Nous retrouvons l’idée de forme chère à Simmel, mais surtout
le monde imaginal de H. Corbin. D’ailleurs pour P. Solié,
il y a plus qu’une analogie entre l’imaginaire de Jung et
l’imaginal de Corbin : « L’imaginaire (au sens de Lacan, fusionnel)
ne se distingue guère de l’imaginal (au sens de Corbin, conjonctionnel)
» [19] et il précise dans
sa définition de l’imaginal, que celui est « défini [par H.
Corbin] à partir du vieux mundus imaginalis néo platonicien,
qui se rapproche du monde des archétypes de Jung » [20].
Là aussi, si nous voulons retenir un terme caractéristique
de la psychanalyse, celui d’inconscient s’imposerait aisément,
terme là encore on ne peut plus apophatique.
En définitive
Il y a 100 000 ans, l’homme a commencé à enterrer ses morts,
et les rites funéraires traduisent alors la naissance du sentiment
religieux et spirituel. C’était l’Homo sapiens neandertalensis.
Ce n’est qu’avec l’Homo sapiens sapiens, soit 30 000 ans plus
tard, qu’il il inventa l’art, et encore quelques millénaires
plus tard qu’il a commencé à produire sa propre nourriture
[21]. D’abord la pensée
spirituelle, avant toute autre caractéristique, et les situations
qui se présentent à lui, l’homme les vit de manière transcendantale,
à travers un monde imaginal, indéfini et vécu sur le mode
symbolique, et appréhende la connaissance à travers la voie
apophatique.

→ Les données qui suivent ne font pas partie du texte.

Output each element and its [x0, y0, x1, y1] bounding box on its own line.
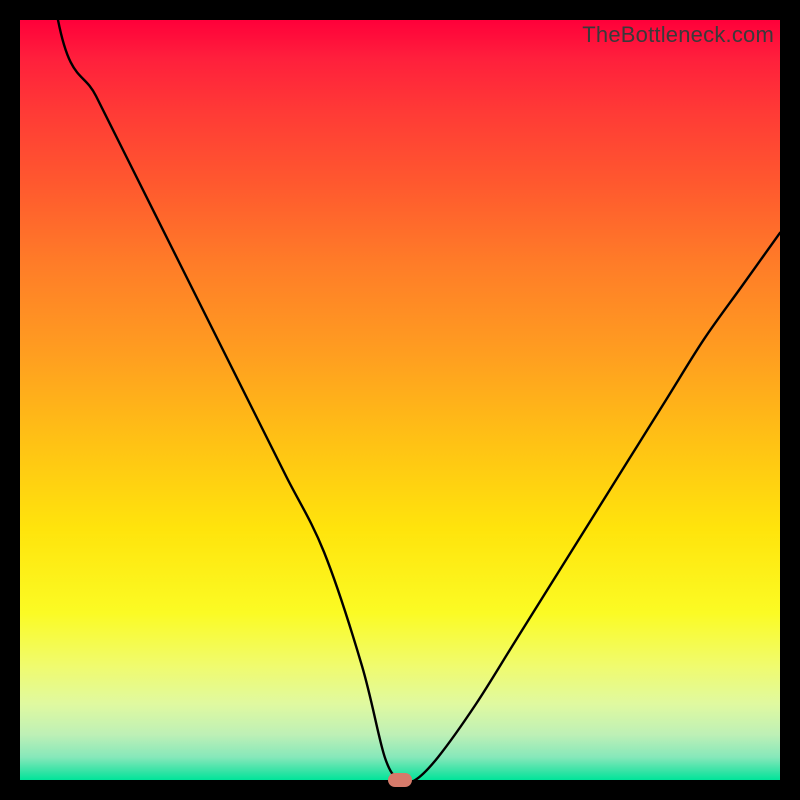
chart-frame: TheBottleneck.com	[0, 0, 800, 800]
bottleneck-optimum-marker	[388, 773, 412, 787]
plot-area: TheBottleneck.com	[20, 20, 780, 780]
bottleneck-curve	[20, 20, 780, 780]
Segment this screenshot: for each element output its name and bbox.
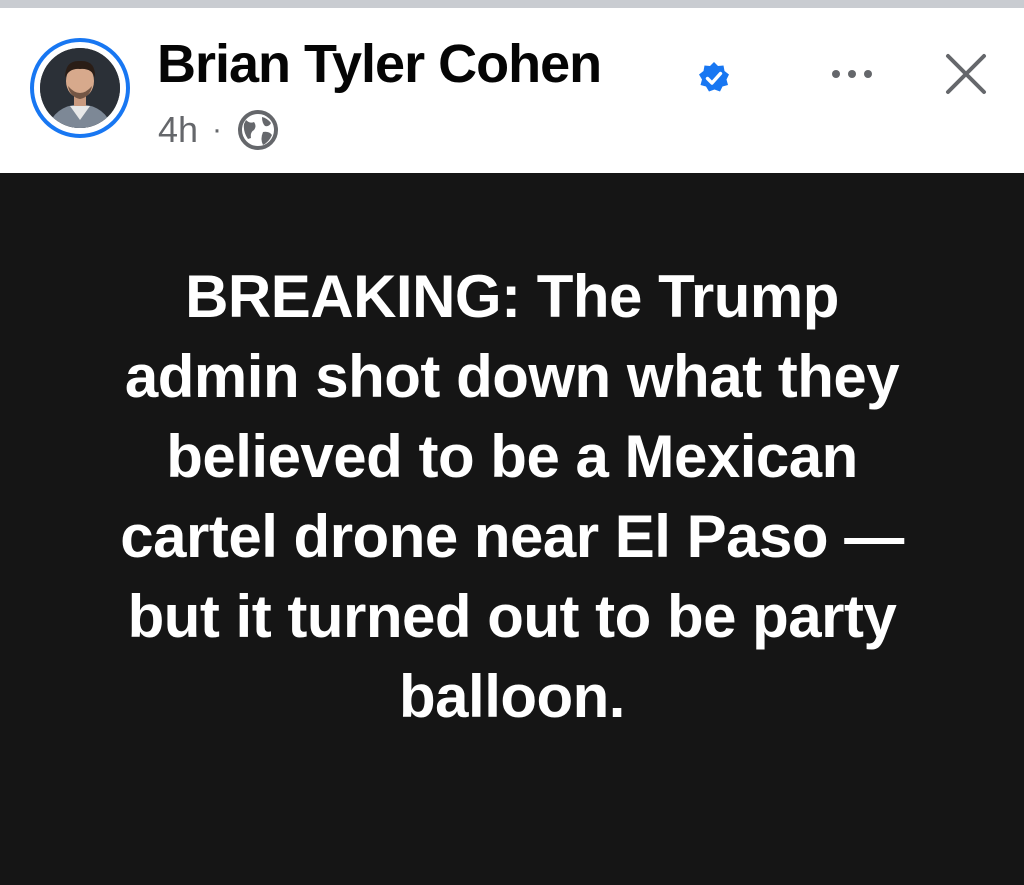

On a cru que la modernité et son cortège rationnel,
scientifique et industriel ont détruit cette forme de connaissance
en privilégiant une voie positiviste et cataphatique. En fait,
il n’en est rien, et nous avons vu que même dans les domaines
les plus emblématiques de la modernité, la dimension apophatique
subsiste et est même fondamentale : l’économie par la main
invisible, la science par la lettre x dans les équations,
et la psychanalyse par l’inconscient. Tous termes sont non
seulement indéfinis et négatifs, mais aussi chargés de symbolisme.
On cherche toujours le génie de l’homme : on le place parfois
dans le rire, dans le langage, ou encore dans le sens esthétique.
Peut-être serait-il tout bonnement dans la spiritualité et
cette faculté de créer l’image entre le percept et l’intellect,
et d’aborder la connaissance par l’apophatique.
Notes
1] H. de Lumley, L’homme
premier, Editions Odile Jacob, 1998.
2] H. Corbin En islam iranien,
aspects spirituels et philosophiques, Tel Gallimard, 1971.
3] H. Corbin Corps spirituel
et Terre céleste, Buchet Chastel, 1979, p.69.
4] H. Corbin, ibid, p. 9.
5] H. Corbin, Corps spirituel
et Terre céleste, Buchet Chastel, 1979, p. 10.
6] Encyclopaedia Universalis,
article Imaginal.
7] M. Maffesoli, ibid, p.
113.
8] P. Bruckner La tentation
de l’innocence, Grasset, 1995.
9] P. Solié Psychanalyse
et imaginal, Imago, 1980, p. 15.
10] M. Maffesoli, La contemplation
du monde, Le Livre de poche, 1996, p. 104.
11] F. Roustang Comment
faire rire un paranoïaque ? Odile Jacob, 1996, p. 83.
12] F. Roustang, ibid, p.
82.
13] F. Roustang, ibid, p.
84.
14] P. Solié, Psychanalyse
et imaginal, Imago, 1980, p. 18.
15] P. Solié, ibid, p. 19.
16] P. Solié, ibid, p. 33.
17] Article Synchronicité
par M. Leterrier in A. Aignel Le vocabulaire de Carl Gustav
Jung, Ellipses, 2005, p. 87.
18] M. Leterrier, ibid,
p. 89.
19] P. Solié Psychanalyse
et imaginal, Imago, 1980, p. 18.
20] P. Solié, ibid, p. 197.
21] H. de Lumley L’homme
premier, Ed. Odile Jacob, 1998, p.11.